Wong rattled off past Labor reforming governments to emphasise the point and tellingly skipped the one that she was supposed to have had major reforming role in as Minister for Climate Change and Water. This is a shame because the experience of the Rudd government should be instructive. It was the first Labor government when the unions were no longer a significant social force. It was largely a technocrat government that could generate lots of policy, whether through the kitchen Cabinet of Rudd, Gillard and Tanner, or through the Great and Good at the 2020 Summit. But what hampered the Rudd (and Gillard) government was the absence of those in society with enough weight to cover the government’s back, as was clearly needed is in the roll out of pink batts and the mining tax.
This lack of relations with sections of society with the clout to make things happen makes it difficult for Labor to cobble together a genuine reform program and a case for governance today—and is a good part of why we have seen only one majority Labor government in 23 years. The attempt to overcome this by simply making one up, probably never convinced the electorate, and is perhaps why it could not generate the excitement that would offset any scare campaign.

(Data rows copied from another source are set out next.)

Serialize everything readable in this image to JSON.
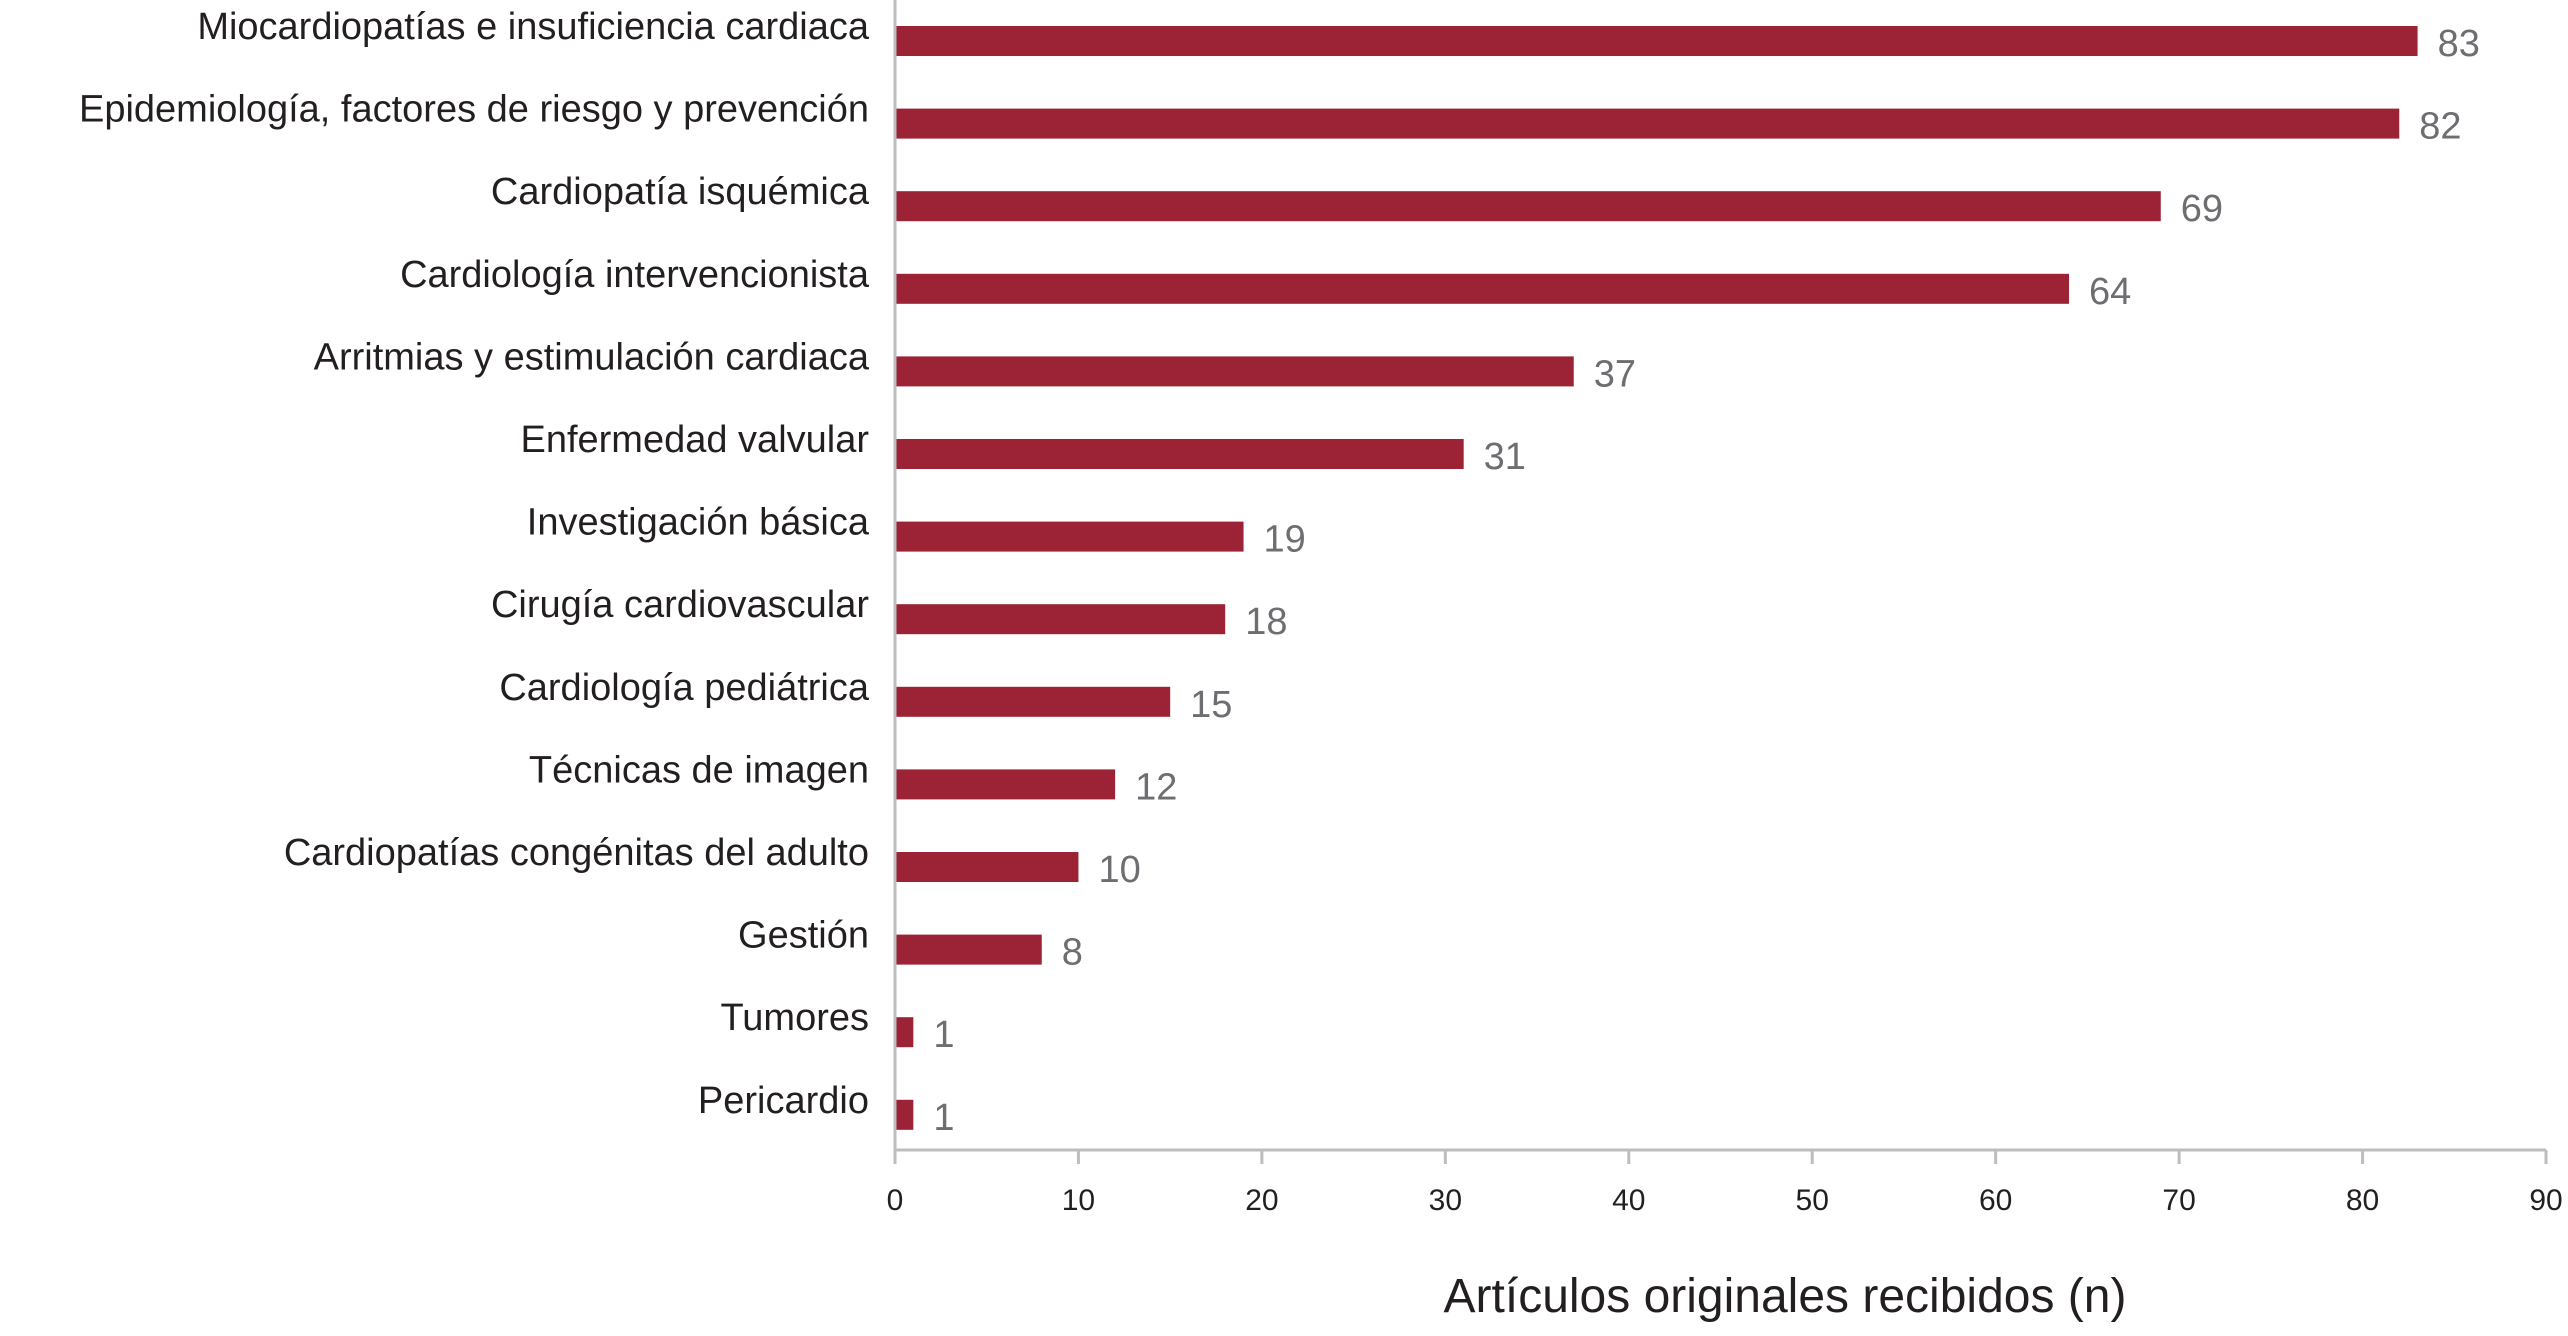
{
  "chart_data": {
    "type": "bar",
    "orientation": "horizontal",
    "categories": [
      "Miocardiopatías e insuficiencia cardiaca",
      "Epidemiología, factores de riesgo y prevención",
      "Cardiopatía isquémica",
      "Cardiología intervencionista",
      "Arritmias y estimulación cardiaca",
      "Enfermedad valvular",
      "Investigación básica",
      "Cirugía cardiovascular",
      "Cardiología pediátrica",
      "Técnicas de imagen",
      "Cardiopatías congénitas del adulto",
      "Gestión",
      "Tumores",
      "Pericardio"
    ],
    "values": [
      83,
      82,
      69,
      64,
      37,
      31,
      19,
      18,
      15,
      12,
      10,
      8,
      1,
      1
    ],
    "title": "",
    "xlabel": "Artículos originales recibidos (n)",
    "ylabel": "",
    "xlim": [
      0,
      90
    ],
    "xticks": [
      "0",
      "10",
      "20",
      "30",
      "40",
      "50",
      "60",
      "70",
      "80",
      "90"
    ],
    "grid": false,
    "legend": "none",
    "data_labels": true,
    "colors": {
      "bar": "#9b2335",
      "axis": "#bcbec0",
      "category_text": "#231f20",
      "value_text": "#6d6e71"
    }
  }
}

For reform to happen, it requires either capturing changes that are already happenning or securing backing from powerful interests in society. In 2019, Shorten’s Labor had neither.

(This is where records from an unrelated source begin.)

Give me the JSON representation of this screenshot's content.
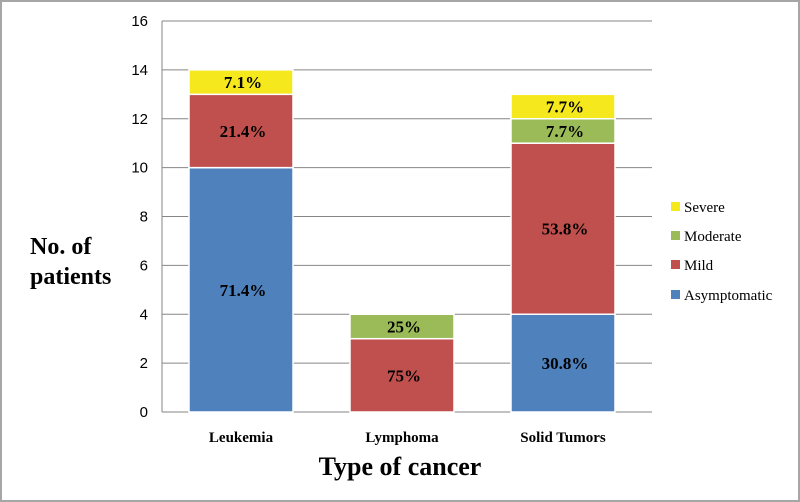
{
  "chart_data": {
    "type": "bar",
    "stacked": true,
    "xlabel": "Type of cancer",
    "ylabel": "No. of patients",
    "ylim": [
      0,
      16
    ],
    "yticks": [
      0,
      2,
      4,
      6,
      8,
      10,
      12,
      14,
      16
    ],
    "grid": true,
    "legend_position": "right",
    "categories": [
      "Leukemia",
      "Lymphoma",
      "Solid Tumors"
    ],
    "series": [
      {
        "name": "Asymptomatic",
        "color": "#4f81bd",
        "values": [
          10,
          0,
          4
        ],
        "labels": [
          "71.4%",
          "",
          "30.8%"
        ]
      },
      {
        "name": "Mild",
        "color": "#c0504d",
        "values": [
          3,
          3,
          7
        ],
        "labels": [
          "21.4%",
          "75%",
          "53.8%"
        ]
      },
      {
        "name": "Moderate",
        "color": "#9bbb59",
        "values": [
          0,
          1,
          1
        ],
        "labels": [
          "",
          "25%",
          "7.7%"
        ]
      },
      {
        "name": "Severe",
        "color": "#f5e81c",
        "values": [
          1,
          0,
          1
        ],
        "labels": [
          "7.1%",
          "",
          "7.7%"
        ]
      }
    ]
  }
}
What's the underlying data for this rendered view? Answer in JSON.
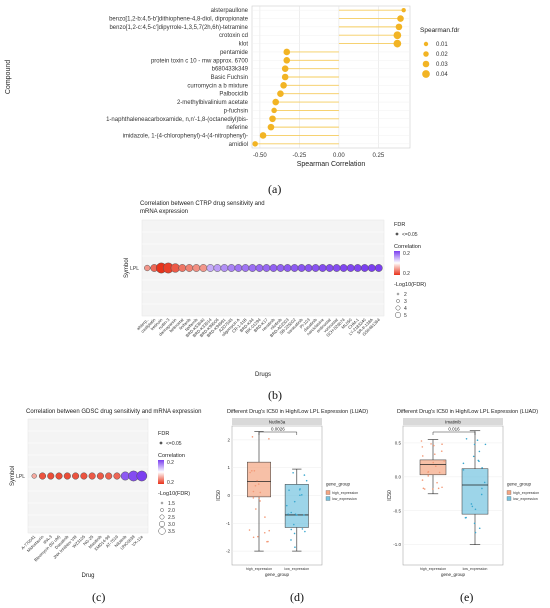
{
  "captions": {
    "a": "(a)",
    "b": "(b)",
    "c": "(c)",
    "d": "(d)",
    "e": "(e)"
  },
  "colors": {
    "lollipop": "#f2b424",
    "lollipop_line": "#f5cc5e",
    "fdr_neg": "#e8321a",
    "fdr_pos": "#7b3ff0",
    "box_high": "#f4a582",
    "box_low": "#74c3e0"
  },
  "chart_data": [
    {
      "type": "scatter",
      "title": "",
      "xlabel": "Spearman Correlation",
      "ylabel": "Compound",
      "xlim": [
        -0.55,
        0.45
      ],
      "xticks": [
        "-0.50",
        "-0.25",
        "0.00",
        "0.25"
      ],
      "xtick_values": [
        -0.5,
        -0.25,
        0.0,
        0.25
      ],
      "legend": {
        "title": "Spearman.fdr",
        "placement": "right",
        "labels": [
          "0.01",
          "0.02",
          "0.03",
          "0.04"
        ],
        "sizes": [
          2,
          3,
          4,
          5
        ]
      },
      "categories": [
        "alsterpaullone",
        "benzo[1,2-b:4,5-b']dithiophene-4,8-diol, dipropionate",
        "benzo[1,2-c:4,5-c']dipyrrole-1,3,5,7(2h,6h)-tetramine",
        "crotoxin cd",
        "klot",
        "pentamide",
        "protein toxin c 10 - mw approx. 6700",
        "b680433k349",
        "Basic Fuchsin",
        "curromycin a b mixture",
        "Palbociclib",
        "2-methylbivalinium acetate",
        "p-fuchsin",
        "1-naphthaleneacarboxamide, n,n'-1,8-(octanediyl)bis-",
        "neferine",
        "imidazole, 1-(4-chlorophenyl)-4-(4-nitrophenyl)-",
        "arnidiol"
      ],
      "values": [
        0.41,
        0.39,
        0.38,
        0.37,
        0.37,
        -0.33,
        -0.33,
        -0.34,
        -0.34,
        -0.35,
        -0.37,
        -0.4,
        -0.41,
        -0.42,
        -0.43,
        -0.48,
        -0.53
      ],
      "fdr_size": [
        2,
        4,
        4,
        5,
        5,
        4,
        4,
        4,
        4,
        4,
        4,
        4,
        3,
        4,
        4,
        4,
        3
      ]
    },
    {
      "type": "scatter",
      "title": "Correlation between CTRP drug sensitivity and mRNA expression",
      "xlabel": "Drugs",
      "ylabel": "Symbol",
      "row_label": "LPL",
      "legend": {
        "fdr_title": "FDR",
        "fdr_label": "<=0.05",
        "corr_title": "Correlation",
        "corr_max": "0.2",
        "corr_min": "0.2",
        "size_title": "-Log10(FDR)",
        "size_labels": [
          "2",
          "3",
          "4",
          "5"
        ]
      },
      "categories": [
        "alsterp..",
        "oxaliplatin",
        "tretinoin",
        "nutlin-3",
        "darinaparsin",
        "belinostat",
        "linifanib",
        "tipifarnib",
        "BRD-K53640",
        "BRD-K33514",
        "BRD-K99006",
        "BRD-K94991",
        "AZD7545",
        "oligomycin A",
        "CR-1-31B",
        "BRD-K44",
        "BIX-01294",
        "BRD-K17",
        "neratinib",
        "nilotinib",
        "BRD-A02303",
        "SB-225002",
        "saracatinib",
        "PI-103",
        "dasatinib",
        "narciclasine",
        "entinostat",
        "vorinostat",
        "SCH-529074",
        "ML050",
        "CHM-1",
        "LY-2183240",
        "SR-II-138A",
        "GSK461364"
      ],
      "values": [
        -0.05,
        -0.12,
        -0.2,
        -0.18,
        -0.14,
        -0.1,
        -0.08,
        -0.06,
        -0.05,
        0.04,
        0.06,
        0.08,
        0.1,
        0.12,
        0.12,
        0.13,
        0.14,
        0.14,
        0.15,
        0.15,
        0.16,
        0.16,
        0.17,
        0.17,
        0.17,
        0.18,
        0.18,
        0.18,
        0.19,
        0.19,
        0.19,
        0.2,
        0.2,
        0.2
      ],
      "sizes": [
        2,
        3,
        5,
        5,
        4,
        3,
        3,
        3,
        3,
        3,
        3,
        3,
        3,
        3,
        3,
        3,
        3,
        3,
        3,
        3,
        3,
        3,
        3,
        3,
        3,
        3,
        3,
        3,
        3,
        3,
        3,
        3,
        3,
        3
      ]
    },
    {
      "type": "scatter",
      "title": "Correlation between GDSC drug sensitivity and mRNA expression",
      "xlabel": "Drug",
      "ylabel": "Symbol",
      "row_label": "LPL",
      "legend": {
        "fdr_title": "FDR",
        "fdr_label": "<=0.05",
        "corr_title": "Correlation",
        "corr_max": "0.2",
        "corr_min": "0.2",
        "size_title": "-Log10(FDR)",
        "size_labels": [
          "1.5",
          "2.0",
          "2.5",
          "3.0",
          "3.5"
        ]
      },
      "categories": [
        "A-770041",
        "Midostaurin",
        "IPA-3",
        "Bleomycin (50 uM)",
        "Dasatinib",
        "JNK Inhibitor VIII",
        "WZ3105",
        "NG-25",
        "Masitinib",
        "XMD14-99",
        "AT-7519",
        "Nilotinib",
        "UNC0638",
        "VX-11e"
      ],
      "values": [
        -0.02,
        -0.15,
        -0.16,
        -0.16,
        -0.16,
        -0.15,
        -0.15,
        -0.14,
        -0.14,
        -0.13,
        -0.12,
        0.16,
        0.18,
        0.2
      ],
      "sizes": [
        1,
        2,
        2,
        2,
        2,
        2,
        2,
        2,
        2,
        2,
        2,
        3,
        4,
        4
      ]
    },
    {
      "type": "box",
      "title": "Different Drug's IC50 in High/Low LPL Expression (LUAD)",
      "facet": "Nutlin3a",
      "pvalue": "0.0026",
      "xlabel": "gene_group",
      "ylabel": "IC50",
      "categories": [
        "high_expression",
        "low_expression"
      ],
      "legend": {
        "title": "gene_group",
        "labels": [
          "high_expression",
          "low_expression"
        ]
      },
      "ylim": [
        -2.5,
        2.5
      ],
      "yticks": [
        "2",
        "1",
        "0",
        "-1",
        "-2"
      ],
      "ytick_values": [
        2,
        1,
        0,
        -1,
        -2
      ],
      "boxes": [
        {
          "min": -2.0,
          "q1": -0.05,
          "median": 0.5,
          "q3": 1.2,
          "max": 2.3
        },
        {
          "min": -2.0,
          "q1": -1.15,
          "median": -0.7,
          "q3": 0.4,
          "max": 0.95
        }
      ]
    },
    {
      "type": "box",
      "title": "Different Drug's IC50 in High/Low LPL Expression (LUAD)",
      "facet": "Imatinib",
      "pvalue": "0.016",
      "xlabel": "gene_group",
      "ylabel": "IC50",
      "categories": [
        "high_expression",
        "low_expression"
      ],
      "legend": {
        "title": "gene_group",
        "labels": [
          "high_expression",
          "low_expression"
        ]
      },
      "ylim": [
        -1.3,
        0.75
      ],
      "yticks": [
        "0.5",
        "0.0",
        "-0.5",
        "-1.0"
      ],
      "ytick_values": [
        0.5,
        0.0,
        -0.5,
        -1.0
      ],
      "boxes": [
        {
          "min": -0.25,
          "q1": 0.03,
          "median": 0.18,
          "q3": 0.25,
          "max": 0.55
        },
        {
          "min": -1.0,
          "q1": -0.55,
          "median": -0.12,
          "q3": 0.12,
          "max": 0.68
        }
      ]
    }
  ]
}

It is difficult for any political party to comprehend that a program deficit cannot be overcome simply by a will to power and this clearly will be difficult for Labor as well. Already the blame is gradually drifting towards the public, often not directly, but through its supposed gullibility to the power of the media or Clive Palmer’s annoying ad campaign.
Blaming the public is not a recipe for success. While the pretence by the Liberals and their media boosters that this was a landslide endorsement of the right is unlikely to be sustainable for very long, they may have more success making hay with an introspective and resentful left. Already there have been taunts that Labor is betraying its working-class base through such policies as climate change. It is true that initial data coming from the major cities, for example, shows that despite the faux class-rhetoric of Labor about the top end of town (or perhaps because of it), it was the wealthier traditional Liberal areas that swung to Labor compared to more working class areas that swung to the Liberals.
This may be no more than what we are seeing elsewhere in the US and Europe—that the class divisions of traditional politics are melting away. Climate change, an issue that over-rides sectional interests, is one issue that does exactly that. This election gives plenty of evidence that such a fading of class ties and voter loyalty will cause as many problems for the Coalition as it will for Labor. But for the moment, the spoils, and the taunting, will go to the victor.